I know OCR is easier to set up, but you lose a lot going that way.

We process several million pages from Newspapers and Magazines from all over the world with medium to very high complexity layouts.

We built the PDF parser on top of open source PDF libraries, and this gives many advantages: • We can accurately get headlines other text placed on top on images. OCR is generally hopeless with text placed on top of images or on complex backgrounds • Distinguish letters accurately (i.e. number 1, I, l, "o", "zero") • OCR will pick up ghost letters from images, where OCR program believes there is text, even if there isn't. We don't. • We have much higher accuracy than OCR because we don't depend on the OCR programs' ability to recognize the letters. • We can utilize font information and accurate color information, which helps us distinguish elements from each other. • We have accurate bounding box locations of each letter, word, line, and block (pts).

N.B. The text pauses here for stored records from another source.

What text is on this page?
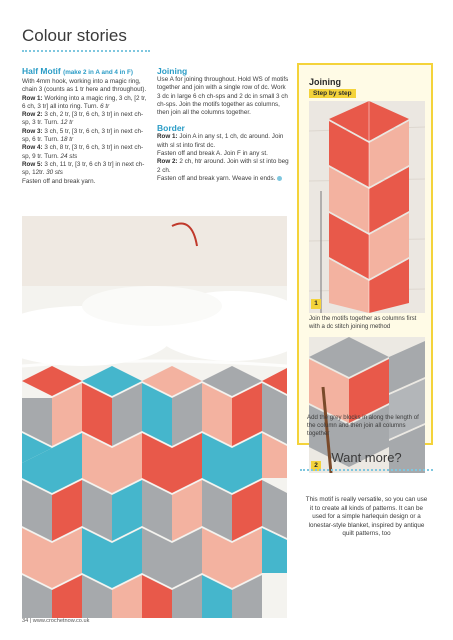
Colour stories
Half Motif (make 2 in A and 4 in F)
With 4mm hook, working into a magic ring, chain 3 (counts as 1 tr here and throughout).
Row 1: Working into a magic ring, 3 ch, [2 tr, 6 ch, 3 tr] all into ring. Turn. 6 tr
Row 2: 3 ch, 2 tr, [3 tr, 6 ch, 3 tr] in next ch-sp, 3 tr. Turn. 12 tr
Row 3: 3 ch, 5 tr, [3 tr, 6 ch, 3 tr] in next ch-sp, 6 tr. Turn. 18 tr
Row 4: 3 ch, 8 tr, [3 tr, 6 ch, 3 tr] in next ch-sp, 9 tr. Turn. 24 sts
Row 5: 3 ch, 11 tr, [3 tr, 6 ch 3 tr] in next ch-sp, 12tr. 30 sts
Fasten off and break yarn.
Joining
Use A for joining throughout. Hold WS of motifs together and join with a single row of dc. Work 3 dc in large 6 ch ch-sps and 2 dc in small 3 ch ch-sps. Join the motifs together as columns, then join all the columns together.
Border
Row 1: Join A in any st, 1 ch, dc around. Join with sl st into first dc.
Fasten off and break A. Join F in any st.
Row 2: 2 ch, htr around. Join with sl st into beg 2 ch.
Fasten off and break yarn. Weave in ends.
Joining
Step by step
1
Join the motifs together as columns first with a dc stitch joining method
2
Add the grey blocks in along the length of the column and then join all columns together
Want more?
This motif is really versatile, so you can use it to create all kinds of patterns. It can be used for a simple harlequin design or a lonestar-style blanket, inspired by antique quilt patterns, too
34 | www.crochetnow.co.uk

To do it, we completely abandon the PDF text-structure and only use the individual location of each letter. Then we combine letter positions to words, words to lines, and lines to text-blocks using a number of algorithms.

We use the structure blocks that we generated with machine learning afterwards, so this is just the first step in analyzing the page.

It may seem like a large undertaking, but it literally only took a few months to built this initially, and we have very rarely touched the code over the last 10 years. So it was a very good investment for us.

Obviously, you can achieve a lot of the same with OCR -- But you lose information, accuracy, and computational efficiency. And you depend on the OCR program you use. Best OCR programs are commercial and somewhat pricy at scale.

> To do it, we completely abandon the PDF text-structure and only use the individual location of each letter. Then we combine letter positions to words, words to lines, and lines to text-blocks using a number of algorithms. We use the structure blocks that we generated with machine learning afterwards, so this is just the first step in analyzing the page.

Do you happen to have any sources for learning more about the piecing together process? E.g. the overal process and the algorithms involved etc. It sounds like an interesting problem to solve.

We were 99.99% accurate with our OCR method. It’s not just vanilla ocr but a couple of extractions of metadata (including the xml from the forms) and textract-like json of the document to perform ocr on the right parts.

A lot has changed in 10 years. This was for a major financial institution and it worked great.

Do you have your parser released as a service? Curious to test it out.